Dad’s Jewish pride informed son Joel who, when discussing his Broadway role in “The Grand Tour” (1979), said: “I’d never played a Jewish person before. It feels good.” Joel, who achieved stardom in Cabaret (1966), also headed up a committee to free ballet dancers Valery Panov, a Jew, and wife Galin from the Soviet Union, for which Grey received the Israel Humanitarian Award (1974) at the White House. In 1996, at a Jewish Community Federation event, he talked about his famous dad who taught him about life onstage and off, ending with a rendition of My Yiddishe Papa. The dynasty continues with Grey’s daughter, Jennifer who is an actress perhaps best known for her role as “Baby” in Dirty Dancing.


This is my story. This is the sacrifice my father made. This was the gift he gave me.” – Giosue (Joshua)

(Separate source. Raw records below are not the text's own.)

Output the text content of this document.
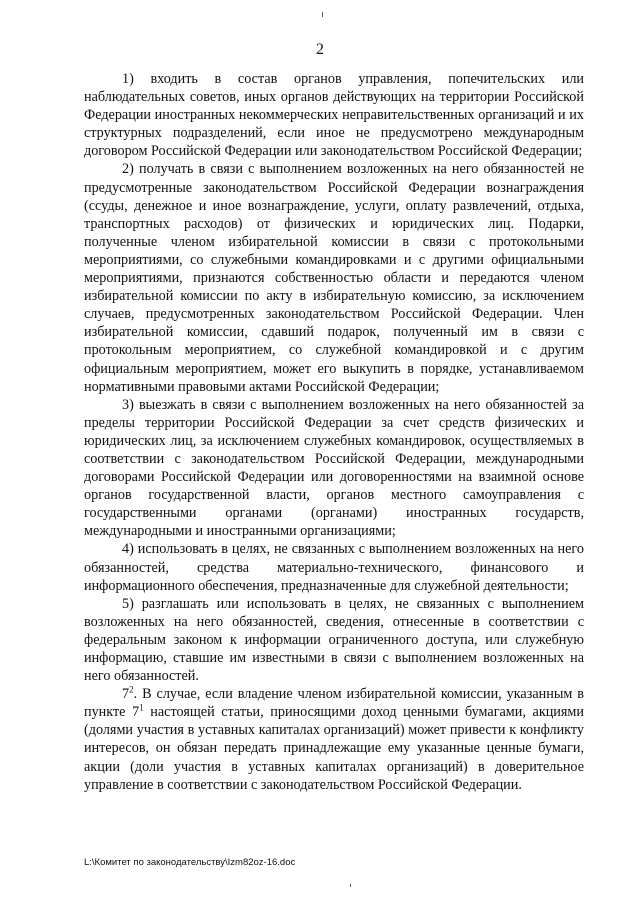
2

1) входить в состав органов управления, попечительских или наблюдательных советов, иных органов действующих на территории Российской Федерации иностранных некоммерческих неправительственных организаций и их структурных подразделений, если иное не предусмотрено международным договором Российской Федерации или законодательством Российской Федерации;

2) получать в связи с выполнением возложенных на него обязанностей не предусмотренные законодательством Российской Федерации вознаграждения (ссуды, денежное и иное вознаграждение, услуги, оплату развлечений, отдыха, транспортных расходов) от физических и юридических лиц. Подарки, полученные членом избирательной комиссии в связи с протокольными мероприятиями, со служебными командировками и с другими официальными мероприятиями, признаются собственностью области и передаются членом избирательной комиссии по акту в избирательную комиссию, за исключением случаев, предусмотренных законодательством Российской Федерации. Член избирательной комиссии, сдавший подарок, полученный им в связи с протокольным мероприятием, со служебной командировкой и с другим официальным мероприятием, может его выкупить в порядке, устанавливаемом нормативными правовыми актами Российской Федерации;

3) выезжать в связи с выполнением возложенных на него обязанностей за пределы территории Российской Федерации за счет средств физических и юридических лиц, за исключением служебных командировок, осуществляемых в соответствии с законодательством Российской Федерации, международными договорами Российской Федерации или договоренностями на взаимной основе органов государственной власти, органов местного самоуправления с государственными органами (органами) иностранных государств, международными и иностранными организациями;

4) использовать в целях, не связанных с выполнением возложенных на него обязанностей, средства материально-технического, финансового и информационного обеспечения, предназначенные для служебной деятельности;

5) разглашать или использовать в целях, не связанных с выполнением возложенных на него обязанностей, сведения, отнесенные в соответствии с федеральным законом к информации ограниченного доступа, или служебную информацию, ставшие им известными в связи с выполнением возложенных на него обязанностей.

$7^2$. В случае, если владение членом избирательной комиссии, указанным в пункте $7^1$ настоящей статьи, приносящими доход ценными бумагами, акциями (долями участия в уставных капиталах организаций) может привести к конфликту интересов, он обязан передать принадлежащие ему указанные ценные бумаги, акции (доли участия в уставных капиталах организаций) в доверительное управление в соответствии с законодательством Российской Федерации.

L:\Комитет по законодательству\Izm82oz-16.doc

Roberto Benigni’s 1997 film is a surreal fable about the Holocaust. Benigni, who won the Best Actor Oscar, played Guido, an Italian Jewish father who undertakes the mythical task of protecting his young child, Giosue, from the horrors of a concentration camp by turning it into a game.

GIOSUE: ... they’re always yelling. They’re really mean here.
GUIDO: Well yeah ... because first prize is so good. Everybody wants to win the tank so they have to be tough.
GIOSUE: How much longer till I see Mommy?
GUIDO: When the game’s over you’ll see her ...

The Jewish father is a complex pastiche for whom morality, ethics and trust is often taught by example. Responsibility is unquestioning. Love and protection is without qualification. Jewish principles aren’t merely guidelines, they are living values. Many a Jewish Father too, is a dreamer; and he dreams for us. And with such a guide there is no distance.